There was only one thing I knew for certain that I wanted to do on my birthday: go out to breakfast.
It's my favorite meal of the day, and somehow I rarely get to eat it, my homemade morning meals leaning more towards later-day, lower calorie, unsweetened, ungreasy foods ever since I joined Weight Watchers in January. In the past, I've treated myself to a favorite sugary cereal (say, Peanut Butter Crunch) or basically an entire tube of Pillsbury Cinnamon Rolls to kick off my birthday. But this year, attempting to stay on track, and although it would mean setting my alarm and getting up early on my birthday, I took myself out.
I ordered French toast, recalling the many birthdays of my childhood when my mother would cook whatever breakfast I wanted rather than pouring a bowl of cold cereal. I always had a hard time getting up then, too, and on the mornings of a hot birthday breakfast, I would get hollered at for dawdling in bed while the egg yolks hardened and the French toast overcooked or simply got cold.
Today, I dawdled in bed for as long as I could, arriving to Sanford's in Astoria a mere 15 minutes before their official breakfast hours ended. Instead of Tropicana Pure Premium orange juice, I drank decaf brewed coffee with a splash of skim milk and one Sweet and Low. Instead of struggling to cut crispy fried eggs with semi-solidified centers with a fork, I scooped runny poached eggs (liberally dosed with salt and pepper) with a spoon. And my French toast arrived hot and thick, splayed across a huge platter and topped with toasty turkey bacon.
And I ate it slowly, alone, checking my phone as the emails and text messages started to roll in, notifying me of Facebook wall posts from high school friends, former lovers, and guys who haven't bothered to call me back.
I lingered as long as I could there, in that booth built for four that I requested to sit in alone. A booth of three Greek men, meticulously ordering their espressos "thick," studied me from across the way, and appeared to be discussing me. I smiled and shrugged as I gestured for the check.
The rest of the day was as wide open and as shut tightly as it could be for me. There was nothing else I wanted to do, and yet there were a world of things I wished I could do. With the coming storm, a lack of funds, and nearly all of my friends at work, in school, or out of town, I faced the day ahead alone.
How would today be any different than any other day since I've moved to Queens? Or since I returned from my last trip to California?
I wished I could get my hair done in a salon today, but it would be unwise considering the high winds and humidity and the forecast's impending doom.
I wished I could get a manicure and pedicure at a nail salon today, but my toes still have not recovered from this summer's various hiking accidents, and I've had to sacrifice a fair amount of vanity in favor of buying groceries and paying the rent.
I wished I could get a job today.
I wished people would apologize today.
I wished my ex would pay me back the $1500 he borrowed from me six years ago today.

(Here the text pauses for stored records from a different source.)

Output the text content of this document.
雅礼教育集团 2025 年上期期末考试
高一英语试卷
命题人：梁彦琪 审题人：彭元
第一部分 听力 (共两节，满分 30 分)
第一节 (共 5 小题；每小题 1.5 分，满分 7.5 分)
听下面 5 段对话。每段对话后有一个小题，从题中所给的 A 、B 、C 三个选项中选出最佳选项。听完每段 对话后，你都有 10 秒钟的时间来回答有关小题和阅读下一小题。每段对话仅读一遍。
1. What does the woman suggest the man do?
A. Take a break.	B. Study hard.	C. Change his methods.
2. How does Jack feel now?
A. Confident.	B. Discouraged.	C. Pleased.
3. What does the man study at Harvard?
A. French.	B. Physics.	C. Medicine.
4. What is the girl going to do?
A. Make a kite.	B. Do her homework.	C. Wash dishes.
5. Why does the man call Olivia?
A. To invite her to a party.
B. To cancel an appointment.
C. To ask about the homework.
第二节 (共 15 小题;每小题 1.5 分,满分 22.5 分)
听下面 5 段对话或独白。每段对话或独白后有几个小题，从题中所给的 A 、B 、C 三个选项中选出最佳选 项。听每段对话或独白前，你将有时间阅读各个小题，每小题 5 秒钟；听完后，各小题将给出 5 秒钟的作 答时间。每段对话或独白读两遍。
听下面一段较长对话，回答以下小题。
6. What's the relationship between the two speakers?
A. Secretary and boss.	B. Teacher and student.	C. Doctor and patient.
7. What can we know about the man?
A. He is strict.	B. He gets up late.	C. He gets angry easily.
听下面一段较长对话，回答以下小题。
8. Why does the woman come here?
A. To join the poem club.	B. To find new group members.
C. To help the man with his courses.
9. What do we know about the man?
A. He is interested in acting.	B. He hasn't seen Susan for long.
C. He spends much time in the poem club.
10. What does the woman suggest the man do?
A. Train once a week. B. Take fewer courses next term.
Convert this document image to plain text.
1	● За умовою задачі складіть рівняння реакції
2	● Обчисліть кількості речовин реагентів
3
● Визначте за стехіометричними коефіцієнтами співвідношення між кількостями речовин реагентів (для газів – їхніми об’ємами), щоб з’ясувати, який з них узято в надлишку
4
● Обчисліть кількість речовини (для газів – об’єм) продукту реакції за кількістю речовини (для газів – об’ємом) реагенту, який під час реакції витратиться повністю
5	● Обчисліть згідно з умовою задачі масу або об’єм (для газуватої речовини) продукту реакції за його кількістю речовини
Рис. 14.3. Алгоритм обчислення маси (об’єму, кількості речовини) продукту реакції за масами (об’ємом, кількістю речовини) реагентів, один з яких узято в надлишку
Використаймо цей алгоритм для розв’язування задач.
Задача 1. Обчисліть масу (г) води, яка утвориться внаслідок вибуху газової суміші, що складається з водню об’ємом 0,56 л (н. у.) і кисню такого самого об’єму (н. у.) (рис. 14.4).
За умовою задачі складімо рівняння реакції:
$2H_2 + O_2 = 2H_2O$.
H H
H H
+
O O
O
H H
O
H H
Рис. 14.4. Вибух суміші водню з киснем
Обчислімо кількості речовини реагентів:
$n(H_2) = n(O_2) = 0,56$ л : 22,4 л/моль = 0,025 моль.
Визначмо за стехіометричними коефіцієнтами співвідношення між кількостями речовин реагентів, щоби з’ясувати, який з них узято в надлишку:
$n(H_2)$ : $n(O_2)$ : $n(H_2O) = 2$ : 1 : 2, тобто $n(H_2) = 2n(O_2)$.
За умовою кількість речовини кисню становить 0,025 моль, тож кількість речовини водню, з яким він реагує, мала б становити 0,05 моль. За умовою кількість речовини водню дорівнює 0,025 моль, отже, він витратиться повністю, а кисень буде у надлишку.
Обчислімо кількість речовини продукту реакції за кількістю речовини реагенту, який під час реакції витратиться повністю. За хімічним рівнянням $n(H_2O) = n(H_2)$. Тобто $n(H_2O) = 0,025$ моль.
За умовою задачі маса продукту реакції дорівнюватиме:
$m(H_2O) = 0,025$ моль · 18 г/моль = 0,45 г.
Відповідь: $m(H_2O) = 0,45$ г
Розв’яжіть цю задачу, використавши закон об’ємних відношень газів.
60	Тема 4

I wished for the people I care about who are far away today, so that I could hold them close, their love and affection being greater than any gift wrapped in shiny paper under a sticky bow.
But none of these wishes will come true. Not today anyway, not on my birthday.
Last year, I would have wished to lose the weight I'd gained during my painful departure from my last job. It's taken me nine months, but at the very least, that's the gift I've given myself this year.
So although I'm inclined to make today all about food - get drunk in the afternoon, eat pizza til I burst, lick frosting from my fingers and fall asleep with a half-chewed donut hanging out of my mouth - I don't want to undermine all the work I've done. Such a great sense of accomplishment is not only priceless but rare, and it's something I can really hold onto when I feel like a failure in love, labor, life.
I only hate half of my French toast this morning, bringing the rest home, where I sit now with pale wet toenails from a pedicure given to myself, waiting for the storm to come, waiting for my friends to shed their daily responsibilities and celebrate with a little dinner, a few drinks, and a lot of love.